The true meaning of greatness
Letter to the Editor | Wednesday, March 25, 2020
In these times of fear and uncertainty, when our daily lives are severely disrupted by the COVID-19 outbreak, many people forget what “greatness” truly means. Indeed, doesn’t this pandemic show that, biologically speaking, human beings are as vulnerable to disease and death as other creatures in the animal world?
At a time when we do not yet have an effective medication or vaccine for this illness, the only thing we can do to prevent its spread is through isolation and hygiene measures. People isolate and distance themselves from each other, struggling against an invisible, fearsome and insidious enemy. Public worship and in-person classes are cancelled as uncertainty and fear reign everywhere. But I dare to say that it’s precisely in such times that we need to realize our fundamental calling for greatness, love and glory.
You may say that I’m joking. What could be more antithetical to greatness than our current helplessness in the face of this pandemic? Indeed, this virus has managed to destroy all of our false notions of greatness. There were some who associate greatness with fame or power, yet we see many well-known and distinguished people succumb to this new virus. Others associate greatness with a country’s advanced military system and weaponry; alas, none of those expensive and destructive weapons are effective against this virus.
Still others associate greatness with mighty borders that can keep all unwanted people out of one’s country; COVID-19 is indeed most unwanted, but none of those borders can keep it out. It doesn’t discriminate between people; it attacks the American and the Italian and the Chinese, the rich and the poor, the old and the young alike.
You may ask, “In what does true greatness consist?” You see, whenever scripture talks about greatness, it always associates greatness with love. The greatest commandment is that of loving God and one’s neighbor sincerely and wholeheartedly. When the disciples repeatedly argued about who was the greatest, Jesus always pointed them towards a love that humbly serves and wills the good of the beloved.
About this great and everlasting love, St. John gushed out, “See what great love the Father has lavished on us, that we should be called children of God! And that is what we are” (1 John 3:1). And this love is no mere passion or “feel-good” feeling. The disciples knew what it was like to be beaten and persecuted, to be shipwrecked, to be sick and abandoned and desolate. And yet, they still proclaim a love that makes us “more than conquerors,” which nothing in all creation can separate us from (Romans 8:37-39). It is in this love that true greatness lies, and it is in this love that we are transformed into Christ’s likeness, and it is in this love that the world will be created anew.

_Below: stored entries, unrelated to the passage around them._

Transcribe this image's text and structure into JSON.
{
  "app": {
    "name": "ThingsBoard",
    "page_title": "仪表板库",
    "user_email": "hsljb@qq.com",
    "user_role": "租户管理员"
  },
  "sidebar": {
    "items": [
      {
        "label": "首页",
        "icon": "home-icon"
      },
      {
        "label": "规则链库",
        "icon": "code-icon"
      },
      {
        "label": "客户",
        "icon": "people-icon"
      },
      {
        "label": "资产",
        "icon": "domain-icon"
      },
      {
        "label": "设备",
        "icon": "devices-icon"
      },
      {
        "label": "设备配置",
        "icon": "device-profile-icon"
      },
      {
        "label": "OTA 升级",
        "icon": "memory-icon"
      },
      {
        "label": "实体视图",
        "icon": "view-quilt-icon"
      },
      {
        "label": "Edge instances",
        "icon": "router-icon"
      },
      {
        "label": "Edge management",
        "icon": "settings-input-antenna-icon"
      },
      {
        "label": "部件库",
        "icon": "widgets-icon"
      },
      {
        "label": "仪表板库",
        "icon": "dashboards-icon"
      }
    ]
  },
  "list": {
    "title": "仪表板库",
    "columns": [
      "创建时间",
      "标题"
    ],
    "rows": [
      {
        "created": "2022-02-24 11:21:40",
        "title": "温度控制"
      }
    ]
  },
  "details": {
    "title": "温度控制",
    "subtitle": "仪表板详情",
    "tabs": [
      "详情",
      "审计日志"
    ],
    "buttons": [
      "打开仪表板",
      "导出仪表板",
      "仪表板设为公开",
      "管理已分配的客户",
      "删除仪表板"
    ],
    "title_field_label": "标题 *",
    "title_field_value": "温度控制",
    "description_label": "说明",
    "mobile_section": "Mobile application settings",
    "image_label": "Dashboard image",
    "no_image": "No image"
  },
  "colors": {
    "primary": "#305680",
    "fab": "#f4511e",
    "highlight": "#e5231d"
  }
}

“For I know the plans I have for you,” the Lord once told us through the prophet Jeremiah, “plans to prosper you and not to harm you, plans to give you hope and a future” (Jeremiah 29:11). Lent is a time of purification, a time when the desert strips us of all false idols and false notions of greatness. We are made to realize that biologically speaking, we are just as prone to disease and death as other animals, for all flesh is like grass, its glory like the flowers of the field (1 Peter 1:24). It is our love that makes us human beings with a capacity for heavenly glory. And this is a love that no disease can take away from us; on the contrary, this love grows in adversity, is purified by trials and reaches its complete fulfillment in Heaven. This is the love that Christ has bequeathed to us and asked us to abide in — the love that will lead us to true greatness (John 15:9). Let us use this Lenten season of purification, therefore, to find opportunities to grow in this love.
It is through love and in love that the body of Christ grows and builds itself up (Ephesians 4:16). During this time of imposed social distancing and isolation, how can we grow in love as a body? First, let us use this time to do some self-examination: how have we as a nation failed to see the people of other nations as fellow members of that same body, as children of the same heavenly Father? Have we, as Americans, become too insular in our thinking and worldview? Let us also turn our thoughts to those amongst us who are emotionally vulnerable.
For many amongst us, past abuse and mistreatment have lowered our “emotional immunity;” we are easily hurt and reminded of past hurts by the insensitive remarks of those around us. How can we bear one another’s wounds and be patient with each other during this time of trial and purification? As we remember our common humanity and shared mortality, let us also remember our shared vocation to greatness and heavenly glory. For we are continually “being transformed into His likeness with ever-increasing glory,” St. Paul once said (2 Corinthians 3:18). It is a glory that is achieved through love, as our Lord first loved us and laid down his life for us. We can also use this time of isolation to redouble our dedication to our studies and relevant fields of expertise, so that when it is over, we may be better able to serve our fellow human beings.
Let us be strong in love, dear friends! This year’s Easter celebrations may not be as bustling or animated as those of previous years, but let your faith and love burn brightly. The light of love cannot be destroyed by any plague, war or disaster. It burns brightly in adversity, transforms all things into the good, and will culminate in everlasting glory. True greatness is achieved through Love, and this greatness will last forever. Amidst all the fear, uncertainty and devastation, let us remember this: Christ’s love will win. Always.
Master of Theological Studies student
The views expressed in this Letter to the Editor are those of the author and not necessarily those of The Observer.